Setyo mengatakan Nopriansyah yang merupakan Kepala Dinas PUPR OKU menawarkan sembilan proyek kepada Fauzi dan Ahmad selaku pihak swasta dengan commitment fee sebesar 2 persen untuk dinas PUPR dan 20 persen untuk DPRD. Nopriansyah kemudian mengondisikan pihak swasta untuk mengerjakan proyek tersebut.
"Saat itu Saudara NOP yang merupakan Pejabat Kepala Dinas PUPR menawarkan sembilan proyek tersebut kepada saudara MFZ dan saudara ASS, dengan commitment fee sebesar 22 persen, yaitu 2 persen untuk Dinas PUPR dan 20 persen untuk DPRD," sebutnya.

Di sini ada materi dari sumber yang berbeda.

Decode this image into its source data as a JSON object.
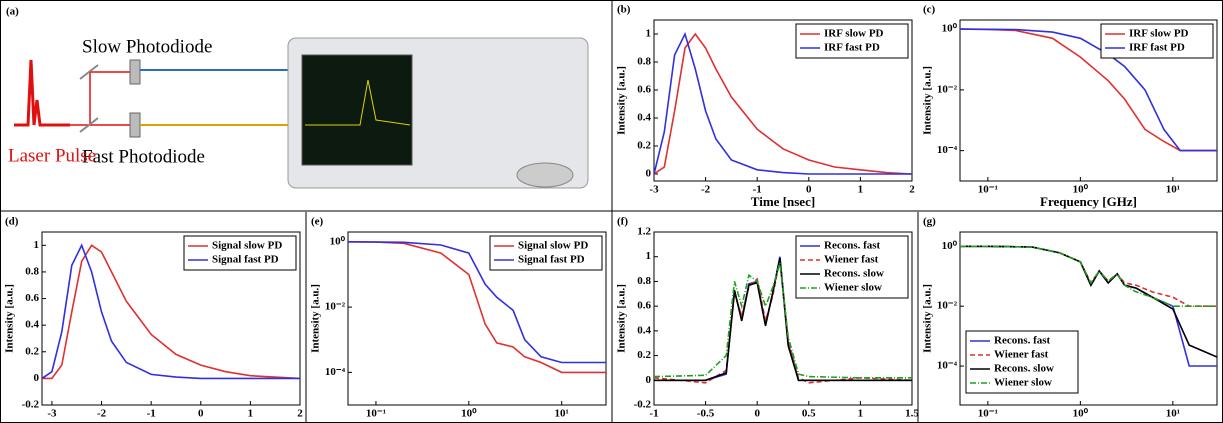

Menjelang Idul Fitri, pihak DPRD yang diwakili oleh Ferlan, Fahrudin, dan Umi menagih jatah proyek tersebut ke Nopriansyah. Pada 13 Maret, Fauzi menyerahkan uang kepada Nopriansyah sebesar Rp 2,2 miliar. KPK kemudian melakukan OTT terhadap mereka.
Akibat perbuatannya, Ferlan, Fahrudin, Umi, dan Nopriansyah dijerat dengan Pasal 12 a atau 12 b dan 12 f dan 12 B UU Pemberantasan Tipikor juncto Pasal 55 ayat 1 ke-1 KUHP. Pasal 12 a dan b itu mengatur hukuman terkait suap, pasal 12 f mengatur soal pemotongan anggaran dan pasal 12 B tentang gratifikasi dengan hukuman maksimal 20 tahun penjara.
Sementara itu, Fauzi dan Ahmad dijerat Pasal 5 ayat 1 a atau b UU Pemberantasan Tipikor juncto Pasal 55 ayat 1 ke-1 KUHP. Pasal itu mengatur soal hukuman bagi penyuap dengan ancaman penjara maksimal 5 tahun penjara.